キリストは旧約聖書の律法を無にしたわけではありませんでした。旧約聖書における神様の言葉の中に、すでに神様の愛は十分に語られていることを人々に語ると共に、その愛に生きていった唯一の人であったのです。

2.ふたつでひとつ


律法学者から尋ねられたキリストは一番重要な掟として、第一に「神様を愛しなさい」ということと、第二に「隣人を自分のように愛しなさい」ということを旧約聖書から言われています。この第一第二、という言葉は優先度を示しているのではありません。律法学者がキリストの言葉に応えているように、この二つの掟は二つで一つであるのです。
この第一の掟はとくに、律法学者たちにとっては毎日繰り返し唱えられてきたものでありました。
キリストはこの掟につなげて、「隣人を自分のように愛しなさい」ということへと繋げていかれました。律法学者たちはこの教えにもその通りですと答えていますが、それはあくまで一番大事な掟であることへの肯定でした。
キリストと彼らとの一番の違いは、その愛に実際に生きたかどうか、ということであるのだと思います。

3.愛することは向き合うこと


キリストが全生涯を通して歩みとおされたその愛とは、「向き合うこと」であるのだと思います。
事実、律法学者たちや多くの人々から罪人として遠ざけられた人々──徴税人や病のなかにある人々──にこそ、キリストは向き合い、かかわっていかれました。
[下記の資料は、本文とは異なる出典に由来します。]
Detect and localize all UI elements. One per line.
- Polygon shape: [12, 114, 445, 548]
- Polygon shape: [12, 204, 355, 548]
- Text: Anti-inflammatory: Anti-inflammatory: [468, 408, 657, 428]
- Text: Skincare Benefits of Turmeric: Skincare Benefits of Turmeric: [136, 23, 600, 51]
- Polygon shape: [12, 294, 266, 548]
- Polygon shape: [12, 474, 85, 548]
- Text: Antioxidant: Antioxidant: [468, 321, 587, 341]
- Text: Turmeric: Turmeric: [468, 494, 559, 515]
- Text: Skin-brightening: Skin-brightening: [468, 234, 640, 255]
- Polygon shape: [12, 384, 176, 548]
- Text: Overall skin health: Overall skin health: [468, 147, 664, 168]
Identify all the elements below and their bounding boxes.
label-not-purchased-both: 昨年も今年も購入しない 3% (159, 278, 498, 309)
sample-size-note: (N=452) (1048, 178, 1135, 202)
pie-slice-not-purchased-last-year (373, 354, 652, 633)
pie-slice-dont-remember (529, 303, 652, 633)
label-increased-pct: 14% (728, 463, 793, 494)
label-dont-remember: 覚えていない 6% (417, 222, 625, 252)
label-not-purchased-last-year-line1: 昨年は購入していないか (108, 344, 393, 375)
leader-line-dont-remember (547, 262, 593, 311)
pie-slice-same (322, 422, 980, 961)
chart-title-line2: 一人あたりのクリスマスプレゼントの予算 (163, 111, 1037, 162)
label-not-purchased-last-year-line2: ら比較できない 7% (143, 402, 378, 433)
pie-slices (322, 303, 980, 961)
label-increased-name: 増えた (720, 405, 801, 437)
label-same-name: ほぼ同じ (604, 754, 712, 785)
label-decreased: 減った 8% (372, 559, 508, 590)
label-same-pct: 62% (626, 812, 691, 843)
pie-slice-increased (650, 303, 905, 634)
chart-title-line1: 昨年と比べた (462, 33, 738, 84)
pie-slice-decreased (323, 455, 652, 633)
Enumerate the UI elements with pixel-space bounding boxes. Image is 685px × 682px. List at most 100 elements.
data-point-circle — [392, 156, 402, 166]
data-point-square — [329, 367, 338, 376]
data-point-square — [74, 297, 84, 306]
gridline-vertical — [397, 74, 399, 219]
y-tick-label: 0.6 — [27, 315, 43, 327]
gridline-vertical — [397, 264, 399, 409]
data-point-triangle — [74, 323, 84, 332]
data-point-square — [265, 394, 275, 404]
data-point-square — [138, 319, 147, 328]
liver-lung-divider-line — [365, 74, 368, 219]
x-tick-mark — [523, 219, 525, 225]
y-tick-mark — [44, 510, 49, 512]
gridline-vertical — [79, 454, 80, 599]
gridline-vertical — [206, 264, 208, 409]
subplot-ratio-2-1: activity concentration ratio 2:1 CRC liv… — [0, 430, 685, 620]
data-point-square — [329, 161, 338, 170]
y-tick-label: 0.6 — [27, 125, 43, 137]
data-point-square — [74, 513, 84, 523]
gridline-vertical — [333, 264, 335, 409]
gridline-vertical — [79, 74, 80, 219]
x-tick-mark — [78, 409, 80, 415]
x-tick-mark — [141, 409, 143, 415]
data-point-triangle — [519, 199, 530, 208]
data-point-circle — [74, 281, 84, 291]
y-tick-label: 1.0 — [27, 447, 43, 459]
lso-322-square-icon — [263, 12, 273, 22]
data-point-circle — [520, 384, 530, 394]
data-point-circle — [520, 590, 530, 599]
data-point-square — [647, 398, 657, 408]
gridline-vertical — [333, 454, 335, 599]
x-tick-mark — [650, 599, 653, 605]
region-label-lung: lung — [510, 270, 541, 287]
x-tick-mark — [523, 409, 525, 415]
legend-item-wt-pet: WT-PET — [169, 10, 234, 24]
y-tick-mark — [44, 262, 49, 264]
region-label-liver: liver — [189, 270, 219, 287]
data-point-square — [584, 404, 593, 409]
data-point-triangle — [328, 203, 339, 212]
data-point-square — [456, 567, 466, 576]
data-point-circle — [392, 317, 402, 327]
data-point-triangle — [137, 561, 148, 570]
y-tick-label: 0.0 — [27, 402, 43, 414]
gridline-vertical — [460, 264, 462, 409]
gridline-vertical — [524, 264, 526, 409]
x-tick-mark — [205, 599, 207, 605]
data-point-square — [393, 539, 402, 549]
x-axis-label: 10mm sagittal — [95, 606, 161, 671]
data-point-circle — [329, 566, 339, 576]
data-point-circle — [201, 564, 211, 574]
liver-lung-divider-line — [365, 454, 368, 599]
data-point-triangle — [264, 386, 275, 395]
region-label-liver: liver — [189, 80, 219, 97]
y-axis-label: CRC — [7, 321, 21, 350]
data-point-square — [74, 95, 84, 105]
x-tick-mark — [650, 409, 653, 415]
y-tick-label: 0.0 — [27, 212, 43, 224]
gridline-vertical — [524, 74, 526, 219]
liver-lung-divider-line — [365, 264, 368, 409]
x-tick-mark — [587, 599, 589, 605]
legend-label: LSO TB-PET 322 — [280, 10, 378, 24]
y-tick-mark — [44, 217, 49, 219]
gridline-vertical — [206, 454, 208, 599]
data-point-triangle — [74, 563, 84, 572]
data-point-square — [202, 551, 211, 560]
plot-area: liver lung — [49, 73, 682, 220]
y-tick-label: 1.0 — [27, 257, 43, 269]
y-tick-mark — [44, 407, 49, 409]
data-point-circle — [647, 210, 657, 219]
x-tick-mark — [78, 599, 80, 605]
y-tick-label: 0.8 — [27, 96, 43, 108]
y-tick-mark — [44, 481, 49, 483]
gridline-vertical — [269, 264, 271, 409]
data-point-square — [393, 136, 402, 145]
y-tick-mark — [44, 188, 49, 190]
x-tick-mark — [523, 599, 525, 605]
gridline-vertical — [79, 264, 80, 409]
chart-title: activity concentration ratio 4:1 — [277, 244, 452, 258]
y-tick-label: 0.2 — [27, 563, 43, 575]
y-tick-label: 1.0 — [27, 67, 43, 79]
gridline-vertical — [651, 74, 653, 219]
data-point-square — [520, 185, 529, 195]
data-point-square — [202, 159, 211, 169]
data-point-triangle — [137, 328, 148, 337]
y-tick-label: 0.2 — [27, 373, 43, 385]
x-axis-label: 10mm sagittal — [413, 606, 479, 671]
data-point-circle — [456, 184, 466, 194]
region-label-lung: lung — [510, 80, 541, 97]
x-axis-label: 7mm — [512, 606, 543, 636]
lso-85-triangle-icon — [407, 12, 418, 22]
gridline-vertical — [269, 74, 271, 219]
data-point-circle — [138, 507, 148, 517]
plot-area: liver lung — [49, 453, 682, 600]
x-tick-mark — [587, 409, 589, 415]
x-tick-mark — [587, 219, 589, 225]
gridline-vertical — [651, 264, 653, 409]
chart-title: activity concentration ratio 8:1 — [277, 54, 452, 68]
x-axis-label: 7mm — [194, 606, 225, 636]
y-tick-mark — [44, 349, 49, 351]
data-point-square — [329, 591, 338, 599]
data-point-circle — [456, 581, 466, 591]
それは、神様がそうであったからです。
旧約聖書のなかに記されている人々の姿は神様に正しく清い人々ばかりではありません。責任転嫁や嘘をつき、人を傷つけ、そして快楽を求めて別の神様を信じたりする人々の姿がたくさん記されています。
しかしそれでも神様は第一の掟をイスラエルの人々に語るときのように、何度も呼びかけていったのです。「聞け、イスラエルよ」と。神の民である人々が幾度となく罪深いことをしてしまっても、それでも見捨てることなくなんとかして人々を救いに導こうと呼びかけておられる神様のその姿から、人々の罪に向き合っていくという神様の愛が見えてくるのではないでしょうか。

4.信じる心が愛を生む


だからこそキリストは、神様がそうされたように、その愛に生きていかれました。
私たちもまた、時に誰かとうまく付き合っていけなかったりすることがあるかもしれません。そのようなときにこそ、この掟を思い返していきたいのです。隣人を自分のように愛するために、まずは神様を愛することから始めたいのです。
愛することは、向き合うことです。
私たちが神様に向き合う時、それは神様がお造りになった私たち自身にも向き合うことになるでしょう。誰かを愛することの出来ないと悩むあなたは、神様と隣人を愛することの出来なかった聖書の人々と同じなのです。
だからこそ神様はあなたを愛するのだと、聖書を通して何度でも呼びかけてくださっています。そのような神様を信じること、愛することは、キリストの十字架を通して、そのような神様の愛があなたの隣人にも注がれていることを受け止めることへとつながっていきます。この二つで一つの掟を心に刻みつつ、いつでも神様に向き合ってまいりたいと思います。